Yağmur, çok az tanıdığı ve
gizemli bir yönü olduğuna inandığı Kemal'e aşık
olmuştur.
Hayatına giren diğer adamlardan
farklı olan Kemal'in ise Yağmur'dan sakladığı çok büyük
sırlar vardır.
Londra'da rüya gibi günler
geçiren çiftin, bugünleri kısa sürede geride
kalacaktır.
Asıl adı Haşmet olan Kemal, büyük
bir mafya ağının içindedir ve Yağmur'u da içine
sürükleyecek karanlık olaylar kapıdadır.
Özcan Deniz'in yönetmenliğini
üstlendiği üçüncü filmi Su ve Ateş
vizyonda.
Çekimlerinin Türkiye ve
Londra’da yapıldığı aşk ve intikam çemberinde geçen
filmin başrollerini Özcan Deniz, Yasemin Allen ve Pelin Akil
paylaşıyor.
Kaderinden kaçarken aşka tutulan bir adamın hikayesinin anlatıldığı filmde, tutkulu bir aşkın alt üst ettiği hayatlar ve bu hayatların darmadağın hikayeleri konu ediliyor.
Filmde, 8 yıl süresince İngiltere
- Türkiye hattında gelişen bir aşkın hikayesi ile birlikte,
Türkiye’nin feodal yapısı da farklı bir bakış açısıyla
işleniyor.
bak ne diycem ::
İçimden geldi ve yönetmen
Özcan Deniz'in filmografisine şöyle bi baktım da..

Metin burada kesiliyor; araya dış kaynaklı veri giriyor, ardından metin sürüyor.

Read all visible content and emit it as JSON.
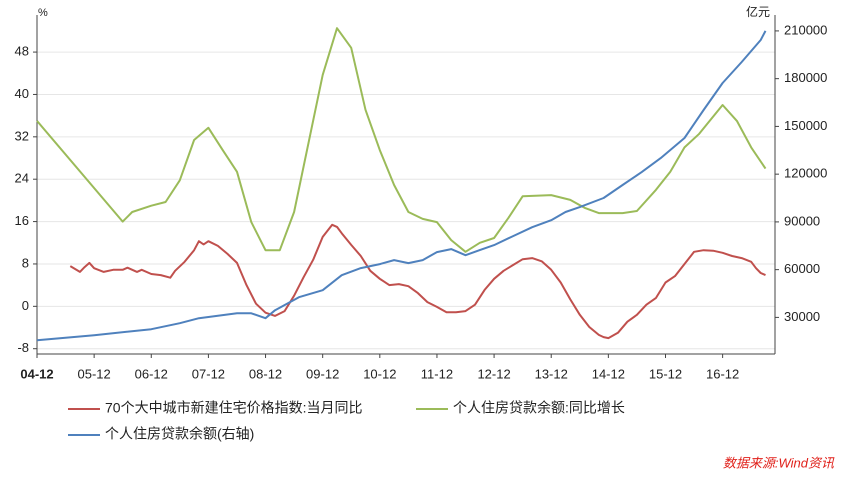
{
  "chart_data": {
    "type": "line",
    "y_unit": "%",
    "y2_unit": "亿元",
    "source": "数据来源:Wind资讯",
    "xlim": [
      0,
      155
    ],
    "xticks": [
      {
        "value": 0,
        "label": "04-12"
      },
      {
        "value": 12,
        "label": "05-12"
      },
      {
        "value": 24,
        "label": "06-12"
      },
      {
        "value": 36,
        "label": "07-12"
      },
      {
        "value": 48,
        "label": "08-12"
      },
      {
        "value": 60,
        "label": "09-12"
      },
      {
        "value": 72,
        "label": "10-12"
      },
      {
        "value": 84,
        "label": "11-12"
      },
      {
        "value": 96,
        "label": "12-12"
      },
      {
        "value": 108,
        "label": "13-12"
      },
      {
        "value": 120,
        "label": "14-12"
      },
      {
        "value": 132,
        "label": "15-12"
      },
      {
        "value": 144,
        "label": "16-12"
      }
    ],
    "ylim": [
      -9,
      55
    ],
    "yticks": [
      -8,
      0,
      8,
      16,
      24,
      32,
      40,
      48
    ],
    "y2lim": [
      7000,
      220000
    ],
    "y2ticks": [
      30000,
      60000,
      90000,
      120000,
      150000,
      180000,
      210000
    ],
    "grid": true,
    "series": [
      {
        "name": "70个大中城市新建住宅价格指数:当月同比",
        "color": "#c0504d",
        "x": [
          7,
          9,
          10,
          11,
          12,
          14,
          16,
          18,
          19,
          21,
          22,
          24,
          26,
          28,
          29,
          31,
          33,
          34,
          35,
          36,
          38,
          40,
          42,
          44,
          46,
          48,
          50,
          52,
          54,
          56,
          58,
          60,
          62,
          63,
          64,
          66,
          68,
          70,
          72,
          74,
          76,
          78,
          80,
          82,
          84,
          86,
          88,
          90,
          92,
          94,
          96,
          98,
          100,
          102,
          104,
          106,
          108,
          110,
          112,
          114,
          116,
          118,
          119,
          120,
          122,
          124,
          126,
          128,
          130,
          132,
          134,
          136,
          138,
          140,
          142,
          144,
          146,
          148,
          150,
          151,
          152,
          153
        ],
        "values": [
          7.6,
          6.5,
          7.4,
          8.2,
          7.2,
          6.5,
          6.9,
          6.9,
          7.3,
          6.5,
          6.9,
          6.1,
          5.9,
          5.4,
          6.7,
          8.4,
          10.6,
          12.3,
          11.7,
          12.3,
          11.4,
          9.9,
          8.2,
          4.0,
          0.5,
          -1.2,
          -1.8,
          -0.9,
          2.0,
          5.5,
          8.8,
          13.1,
          15.4,
          15.0,
          13.8,
          11.6,
          9.5,
          6.7,
          5.2,
          4.0,
          4.2,
          3.8,
          2.5,
          0.8,
          -0.1,
          -1.1,
          -1.1,
          -0.9,
          0.3,
          3.1,
          5.2,
          6.7,
          7.8,
          8.9,
          9.1,
          8.5,
          6.9,
          4.5,
          1.3,
          -1.6,
          -3.9,
          -5.4,
          -5.8,
          -6.0,
          -5.0,
          -2.9,
          -1.6,
          0.3,
          1.6,
          4.5,
          5.7,
          8.0,
          10.3,
          10.6,
          10.5,
          10.1,
          9.5,
          9.1,
          8.4,
          7.2,
          6.3,
          5.9
        ]
      },
      {
        "name": "个人住房贷款余额:同比增长",
        "color": "#9bbb59",
        "x": [
          0,
          18,
          20,
          24,
          27,
          30,
          33,
          36,
          39,
          42,
          45,
          48,
          51,
          54,
          60,
          63,
          66,
          69,
          72,
          75,
          78,
          81,
          84,
          87,
          90,
          93,
          96,
          99,
          102,
          108,
          112,
          115,
          118,
          123,
          126,
          130,
          133,
          136,
          139,
          144,
          147,
          150,
          153
        ],
        "values": [
          35,
          16,
          17.8,
          19,
          19.7,
          23.8,
          31.4,
          33.7,
          29.5,
          25.4,
          15.9,
          10.6,
          10.6,
          17.8,
          43.7,
          52.5,
          48.8,
          37.1,
          29.5,
          22.9,
          17.8,
          16.5,
          15.9,
          12.5,
          10.3,
          12,
          12.9,
          16.7,
          20.8,
          21.0,
          20.1,
          18.6,
          17.6,
          17.6,
          18.0,
          22,
          25.4,
          30,
          32.5,
          38,
          35,
          30,
          26
        ]
      },
      {
        "name": "个人住房贷款余额(右轴)",
        "color": "#4f81bd",
        "axis": "y2",
        "x": [
          0,
          12,
          24,
          30,
          34,
          42,
          45,
          48,
          50,
          55,
          60,
          64,
          68,
          72,
          75,
          78,
          81,
          84,
          87,
          90,
          93,
          96,
          100,
          104,
          108,
          111,
          114,
          119,
          123,
          127,
          131,
          136,
          140,
          144,
          148,
          152,
          153
        ],
        "values": [
          15700,
          18800,
          22600,
          26350,
          29500,
          32600,
          32600,
          29500,
          34500,
          42700,
          47100,
          56500,
          61000,
          63500,
          66000,
          64100,
          66000,
          71000,
          72900,
          69100,
          72300,
          75400,
          81100,
          86700,
          91100,
          96200,
          99300,
          105000,
          113200,
          121300,
          130100,
          142700,
          160300,
          177300,
          190500,
          204300,
          210000
        ]
      }
    ]
  }
}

Diğer ayrıntılar değişse de, işin
asıl bam telini oluşturan 'romantizm' kuşağı, aynı şablondan
ibaret bir kumaşa sahip: İşine geldiğinde, kadına, korunmaya,
sevilmeye muhtaç bir çiçek, işine gelmediğinde de bir köpek gibi davranmanın ilmi olan maçoluğu, bundan kırk bir
nesil öteye dayanan bir ata yadigârı gibi üzerine
giyinen; yazdığı 'Delikanlılık Kitabı', Milli Eğitim
Bakanlığı'nca lise ve dengi okullara tavsiye edilen; alaturka
tuvalette otururken bile kazık yutmuş karizmatik kasıntılığından
hiçbir şey yitirmeyen bir yağız oğlan ile bu oğlanı görür
görmez ağzı kulaklarına doğru çarpılan; doğuştan
hiper tutulmuş aktivitesi aşık olduğunda daha da bi coşan;
dışardan Avrupai görünümünü içerden
haza bir Osmanlı ahlâkıyla yumuşatarak terbiye etmeyi bilen;
şirinliğine paha biçilemez naif bir kızın, asrımıza
damgasını vurabilme kapasitesi bir hayli yüksek, 'inanılmaz'
aşkından bahsediyorum şurada yani..
Bu arada, sayın Deniz'e -haddim olmayarak- bir öneri: Bu kararı vermenin inanılmaz zor olacağının bilincindeyim elbette, ama mümkünse sen artık oynamasan diyorum filmlerinde..
Bir türlü kendini
tutamıyorsan eğer, ne bileyim, ünlü bir yönetmen
olarak, 'cameo' olayına falan girsen de nefsini bi şekilde
körletsen diyorum..
Bundan önceki eseri Evim Sensin
(2012)'le, zaten ezelden yaldır yaldır yanan karizmasını daha da
parlatan, sinemayı dolduran zavallı insancıkları da salya sümük
ağlatan, gelgelelim şu naçizane özümü zerre
etkileyemeyen senarist-yönetmen-oyuncu Özcan Deniz, bu kez
en azından senarist ve yönetmenliğini daha bi ilerletmiş
göründü bana..
Cast'ını benzer güzellikte kadın oyuncularla oluşturmaya devam eder, aynı azim ve çalışmayla kendini geliştirmeyi sürdürürse eğer, neden -önümüzdeki yıllarda- daha da başarılı olamasın ki?.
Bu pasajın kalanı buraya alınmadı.